The Roslin Institute, The University of Edinburgh, Easter Bush Campus, Midlothian, Edinburgh, United Kingdom.
The Royal (Dick) School of Veterinary Studies, The University of Edinburgh, Easter Bush Campus, Midlothian, Edinburgh, United Kingdom.
PLoS One. 2020 Jan 24;15(1):e0228154. doi: 10.1371/journal.pone.0228154. eCollection 2020.
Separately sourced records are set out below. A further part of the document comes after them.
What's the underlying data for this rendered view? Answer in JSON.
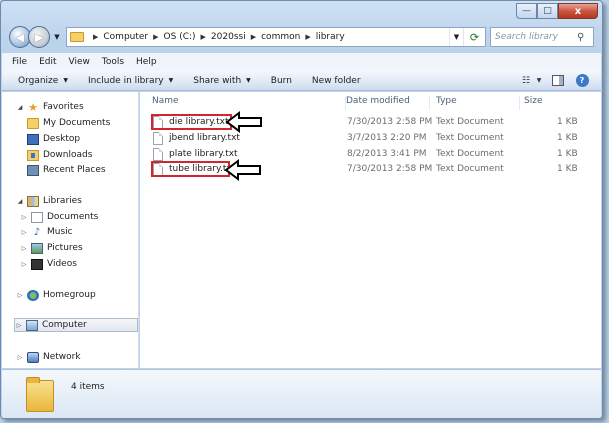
{
  "window": {
    "caption_buttons": [
      "—",
      "□",
      "x"
    ]
  },
  "navbar": {
    "back_glyph": "◀",
    "forward_glyph": "▶",
    "breadcrumb": [
      "Computer",
      "OS (C:)",
      "2020ssi",
      "common",
      "library"
    ],
    "search_placeholder": "Search library",
    "search_icon": "magnifier-icon",
    "refresh_icon": "refresh-icon"
  },
  "menubar": [
    "File",
    "Edit",
    "View",
    "Tools",
    "Help"
  ],
  "toolbar": {
    "organize": "Organize",
    "include_in_library": "Include in library",
    "share_with": "Share with",
    "burn": "Burn",
    "new_folder": "New folder"
  },
  "navpane": {
    "favorites": {
      "label": "Favorites",
      "items": [
        "My Documents",
        "Desktop",
        "Downloads",
        "Recent Places"
      ]
    },
    "libraries": {
      "label": "Libraries",
      "items": [
        "Documents",
        "Music",
        "Pictures",
        "Videos"
      ]
    },
    "homegroup": "Homegroup",
    "computer": "Computer",
    "network": "Network"
  },
  "columns": [
    "Name",
    "Date modified",
    "Type",
    "Size"
  ],
  "files": [
    {
      "name": "die library.txt",
      "date": "7/30/2013 2:58 PM",
      "type": "Text Document",
      "size": "1 KB",
      "highlighted": true
    },
    {
      "name": "jbend library.txt",
      "date": "3/7/2013 2:20 PM",
      "type": "Text Document",
      "size": "1 KB",
      "highlighted": false
    },
    {
      "name": "plate library.txt",
      "date": "8/2/2013 3:41 PM",
      "type": "Text Document",
      "size": "1 KB",
      "highlighted": false
    },
    {
      "name": "tube library.txt",
      "date": "7/30/2013 2:58 PM",
      "type": "Text Document",
      "size": "1 KB",
      "highlighted": true
    }
  ],
  "details": {
    "item_count": "4 items"
  },
  "colors": {
    "highlight_box": "#d2262e",
    "arrow_outline": "#000000"
  }
}
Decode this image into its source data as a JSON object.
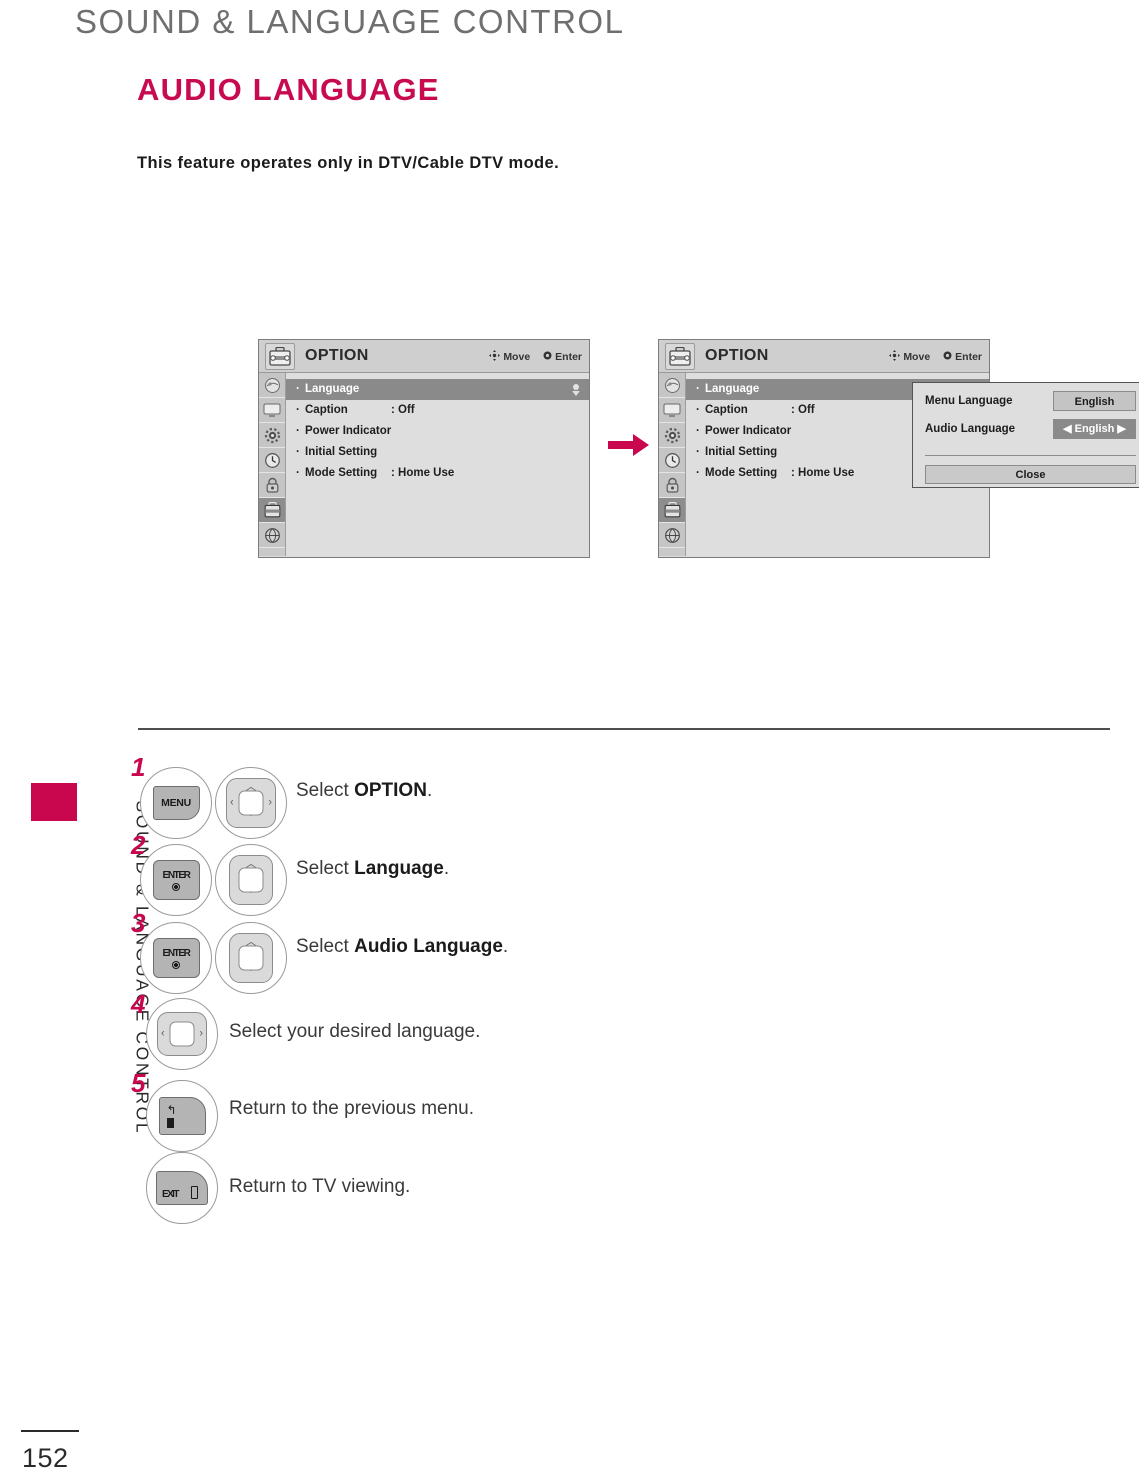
{
  "header": {
    "chapter_title": "SOUND & LANGUAGE CONTROL",
    "section_title": "AUDIO LANGUAGE",
    "intro": "This feature operates only in DTV/Cable DTV mode."
  },
  "side_tab": {
    "label": "SOUND & LANGUAGE CONTROL",
    "accent_color": "#c8074f"
  },
  "footer": {
    "page_number": "152"
  },
  "osd": {
    "title": "OPTION",
    "hints": {
      "move": "Move",
      "enter": "Enter"
    },
    "rail_icons": [
      "picture-icon",
      "screen-icon",
      "audio-gear-icon",
      "time-clock-icon",
      "lock-icon",
      "option-toolbox-icon",
      "network-globe-icon"
    ],
    "rail_active_index": 5,
    "menu_items": [
      {
        "label": "Language",
        "value": "",
        "selected": true,
        "scroll": true
      },
      {
        "label": "Caption",
        "value": ": Off",
        "selected": false,
        "scroll": false
      },
      {
        "label": "Power Indicator",
        "value": "",
        "selected": false,
        "scroll": false
      },
      {
        "label": "Initial Setting",
        "value": "",
        "selected": false,
        "scroll": false
      },
      {
        "label": "Mode Setting",
        "value": ": Home Use",
        "selected": false,
        "scroll": false
      }
    ],
    "bullet": "·"
  },
  "popup": {
    "rows": [
      {
        "label": "Menu Language",
        "value": "English",
        "active": false
      },
      {
        "label": "Audio Language",
        "value": "◀ English ▶",
        "active": true
      }
    ],
    "close_label": "Close"
  },
  "flow": {
    "arrow": "right-arrow-icon",
    "color": "#c8074f"
  },
  "steps": [
    {
      "number": "1",
      "keys": [
        "MENU",
        "nav-4way"
      ],
      "key_label": "MENU",
      "text_prefix": "Select ",
      "text_bold": "OPTION",
      "text_suffix": "."
    },
    {
      "number": "2",
      "keys": [
        "ENTER",
        "nav-updown"
      ],
      "key_label": "ENTER",
      "text_prefix": "Select ",
      "text_bold": "Language",
      "text_suffix": "."
    },
    {
      "number": "3",
      "keys": [
        "ENTER",
        "nav-updown"
      ],
      "key_label": "ENTER",
      "text_prefix": "Select ",
      "text_bold": "Audio Language",
      "text_suffix": "."
    },
    {
      "number": "4",
      "keys": [
        "nav-leftright"
      ],
      "key_label": "",
      "text_prefix": "Select your desired language.",
      "text_bold": "",
      "text_suffix": ""
    },
    {
      "number": "5",
      "keys": [
        "BACK"
      ],
      "key_label": "",
      "text_prefix": "Return to the previous menu.",
      "text_bold": "",
      "text_suffix": ""
    },
    {
      "number": "",
      "keys": [
        "EXIT"
      ],
      "key_label": "EXIT",
      "text_prefix": "Return to TV viewing.",
      "text_bold": "",
      "text_suffix": ""
    }
  ]
}
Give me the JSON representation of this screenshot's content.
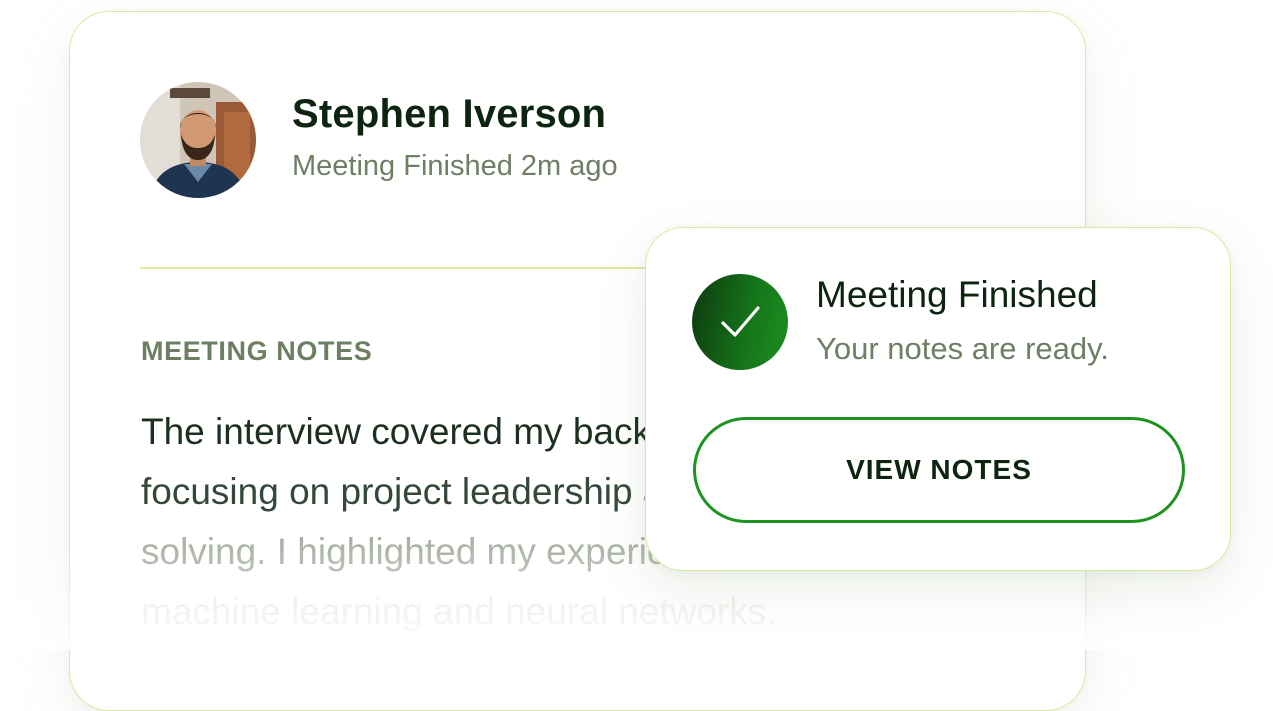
{
  "profile": {
    "name": "Stephen Iverson",
    "status": "Meeting Finished 2m ago"
  },
  "notes": {
    "label": "MEETING NOTES",
    "lines": [
      "The interview covered my background,",
      "focusing on project leadership and problem-",
      "solving. I highlighted my experience with",
      "machine learning and neural networks."
    ]
  },
  "notification": {
    "title": "Meeting Finished",
    "subtitle": "Your notes are ready.",
    "button_label": "VIEW NOTES",
    "icon": "check-icon"
  },
  "colors": {
    "primary_green": "#1e9420",
    "dark_text": "#0c2410",
    "muted_text": "#6f7f66",
    "border_lime": "#d7eaa0"
  }
}
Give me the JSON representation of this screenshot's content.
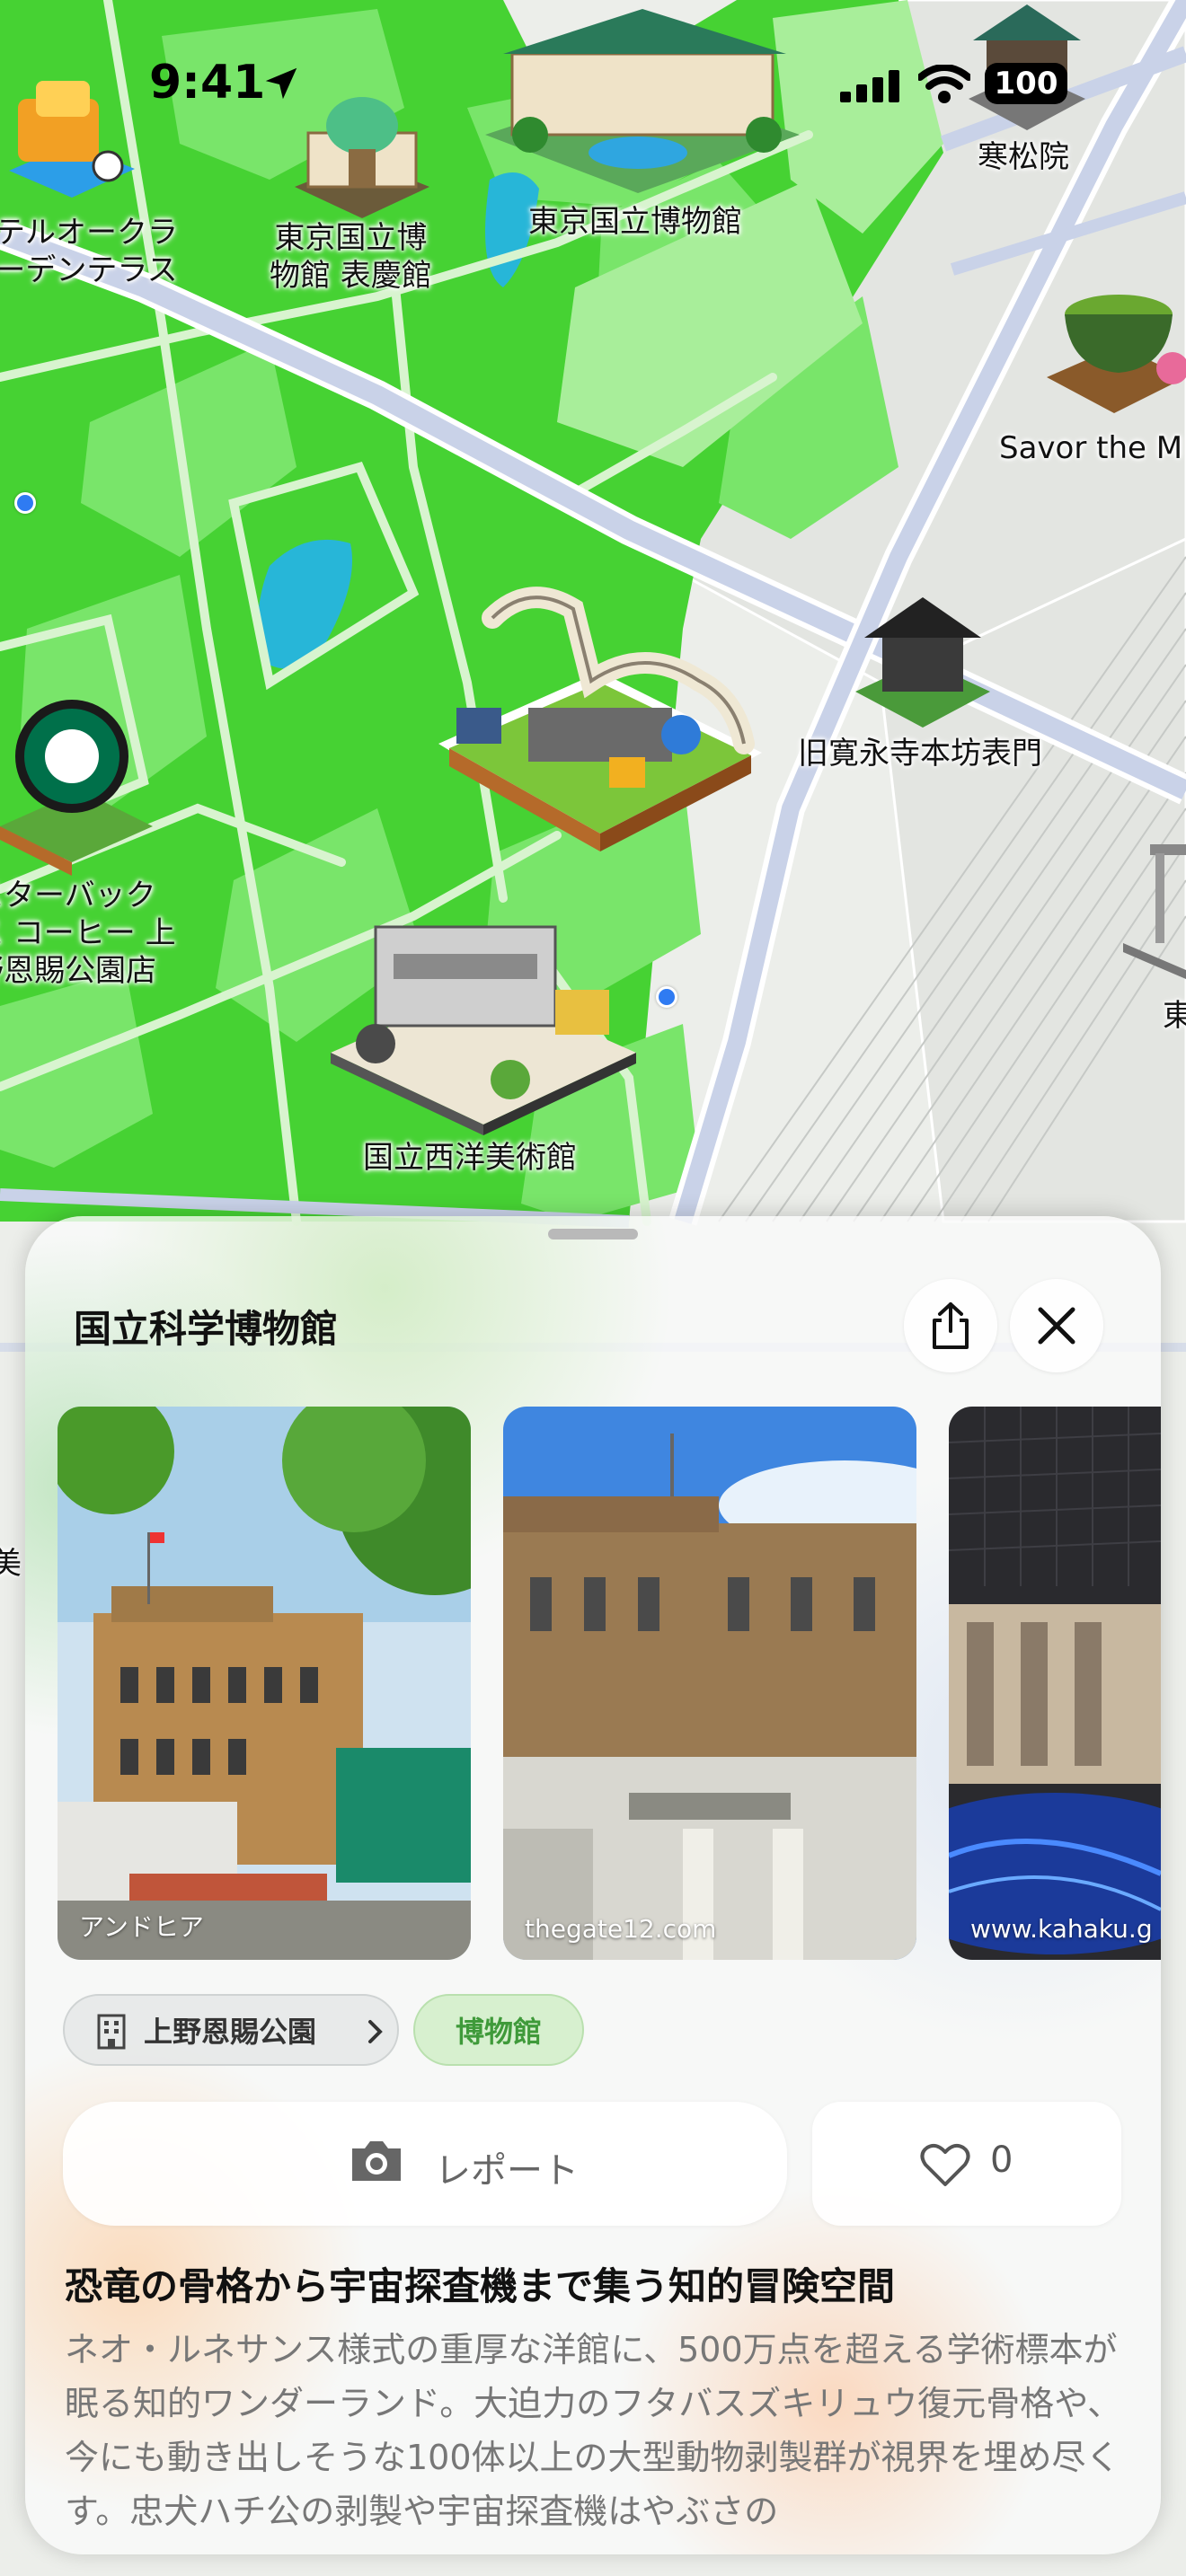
{
  "status_bar": {
    "time": "9:41",
    "battery": "100"
  },
  "map": {
    "labels": {
      "okura": "ホテルオークラ\nガーデンテラス",
      "hyokeikan": "東京国立博\n物館 表慶館",
      "tnm": "東京国立博物館",
      "kanshoin": "寒松院",
      "savor": "Savor the M",
      "kaneiji": "旧寛永寺本坊表門",
      "starbucks": "スターバック\nス コーヒー 上\n野恩賜公園店",
      "western_art": "国立西洋美術館",
      "right_edge": "東",
      "left_edge": "美"
    }
  },
  "sheet": {
    "title": "国立科学博物館",
    "photos": [
      {
        "credit": "アンドヒア"
      },
      {
        "credit": "thegate12.com"
      },
      {
        "credit": "www.kahaku.g"
      }
    ],
    "park_chip": "上野恩賜公園",
    "category_chip": "博物館",
    "report_label": "レポート",
    "like_count": "0",
    "headline": "恐竜の骨格から宇宙探査機まで集う知的冒険空間",
    "description": "ネオ・ルネサンス様式の重厚な洋館に、500万点を超える学術標本が眠る知的ワンダーランド。大迫力のフタバスズキリュウ復元骨格や、今にも動き出しそうな100体以上の大型動物剥製群が視界を埋め尽くす。忠犬ハチ公の剥製や宇宙探査機はやぶさの"
  },
  "colors": {
    "park_green": "#46d233",
    "accent_green": "#3f9a3a",
    "road": "#c9d2e8"
  }
}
All data are prone to error and require data cleaning prior to analysis. An important example is longitudinal growth data, for which there are no universally agreed standard methods for identifying and removing implausible values and many existing methods have limitations that restrict their usage across different domains. A decision-making algorithm that modified or deleted growth measurements based on a combination of pre-defined cut-offs and logic rules was designed. Five data cleaning methods for growth were tested with and without the addition of the algorithm and applied to five different longitudinal growth datasets: four uncleaned canine weight or height datasets and one pre-cleaned human weight dataset with randomly simulated errors. Prior to the addition of the algorithm, data cleaning based on non-linear mixed effects models was the most effective in all datasets and had on average a minimum of 26.00% higher sensitivity and 0.12% higher specificity than other methods. Data cleaning methods using the algorithm had improved data preservation and were capable of correcting simulated errors according to the gold standard; returning a value to its original state prior to error simulation. The algorithm improved the performance of all data cleaning methods and increased the average sensitivity and specificity of the non-linear mixed effects model method by 7.68% and 0.42% respectively. Using non-linear mixed effects models combined with the algorithm to clean data allows individual growth trajectories to vary from the population by using repeated longitudinal measurements, identifies consecutive errors or those within the first data entry, avoids the requirement for a minimum number of data entries, preserves data where possible by correcting errors rather than deleting them and removes duplications intelligently. This algorithm is broadly applicable to data cleaning anthropometric data in different mammalian species and could be adapted for use in a range of other domains.
所有数据都容易出错,在进行分析之前需要进行数据清理。一个重要的例子是纵向生长数据,对于这种数据,目前还没有普遍认可的标准方法来识别和删除不合理的值,并且许多现有的方法都存在限制,限制了它们在不同领域的使用。设计了一种决策算法,该算法根据预定义的截止值和逻辑规则组合来修改或删除生长测量值。使用和不使用该算法测试了五种用于生长数据的清理方法,并将其应用于五个不同的纵向生长数据集:四个未清理的犬体重或身高数据集和一个带有随机模拟错误的已清理的人类体重数据集。在添加算法之前,基于非线性混合效应模型的数据清理在所有数据集都是最有效的,并且平均比其他方法具有至少 26.00%更高的灵敏度和 0.12%更高的特异性。使用算法的数据清理方法提高了数据的保留率,并能够根据黄金标准纠正模拟错误;将值返回到错误模拟之前的原始状态。该算法提高了所有数据清理方法的性能,并将非线性混合效应模型方法的平均灵敏度和特异性分别提高了 7.68%和 0.42%。使用非线性混合效应模型结合算法来清理数据,可以允许个体生长轨迹通过使用重复的纵向测量值从人群中有所不同,识别连续的错误或第一个数据输入中的错误,避免了对最小数据量的要求,尽可能通过纠正错误而不是删除它们来保留数据,并智能地删除重复项。该算法广泛适用于不同哺乳动物物种的人体测量数据清理,并且可以适应于其他领域的使用。